I come in PEACE – on behalf of both the people of Israel and the Palestinian people – and peace can come in all shapes and sizes, colors and cultures. Peace can even come in a keffiyeh and a Pittsburg Pirates baseball cap.
On a brighter note, I was once mistaken for a famous actor walking down the street in Jeruselem. I asked him “which one?” and he said “you know the black one”, because we all look alike. I assured him I wasn’t the one and he proceeded to tell me how beautiful I was nonetheless, asking if I had a girlfriend…or a boyfriend. It was then that I realized he wasn’t complimenting me – he was flirting . I said thanks (because a compliment is a compliment) and confirmed that I like women, and we wished each other a good day. I suppose being hit on, even by the same gender, is better than being treated like a terrorist .
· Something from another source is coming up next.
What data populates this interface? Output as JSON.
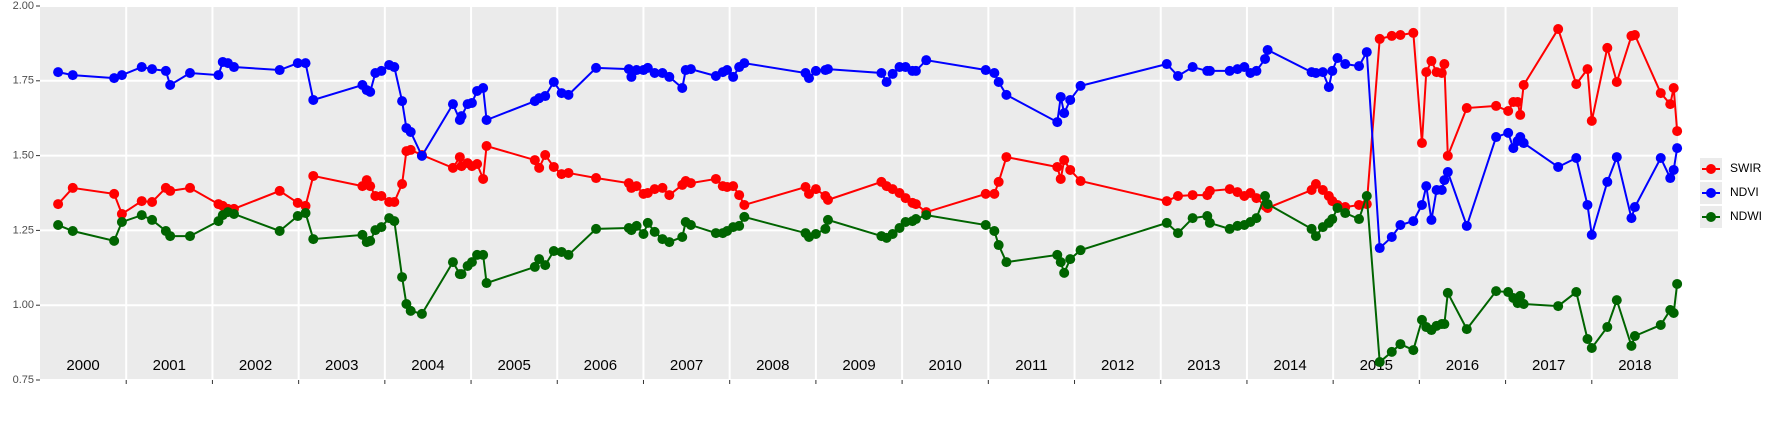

The reception in S. Korea was markedly warmer. On more than 1 occasion I was invited to lunch by strangers – once by a man who was old enough to be my father who just wanted to hear of the United States, and the other a young college student who saw me struggling with a map at a street corner and invited me to just have lunch with her since that’s what I was looking for – food. Thank god for her because without her I would have been choosing lunch on the basis of the pictures! The older gentleman who welcomed me to lunch had children my age who lived in the states whom he spoke of fondly. We talked about faith and politics in both of our countries, and when it was time to pay he insisted that lunch be his treat as a gesture of welcome to his country. I must say, I was particulary surprised, knowing the xenophobic history of the Republic of Korea as one of the most homogenous societies in the world. I can gladly say that was not my experience.
In Armenia I was just embarassed that the most well known association they had to African-American men was Kanye West . I’m sure every Armenian saw me and thought I was only there to find a Kardashian. I wasn’t; I was there to commemorate the 100th anniversary of the Armenian Genocide as a member of the executive committee of the World Council of Churches. I did however visit the same lake that Kayne jumped in during a concert just a couple of months before I was there. I did NOT try to walk on water like Yeezus did, however.
Whatever the international community’s perception of me might be as a young, African-American male who has been blessed to travel the world, rest assured that I will not stop traveling – and know that when I do travel, it will always be to seek justice; to make peace; to have fun; to change the world.
auf Wiedersehen from Munich, Germany!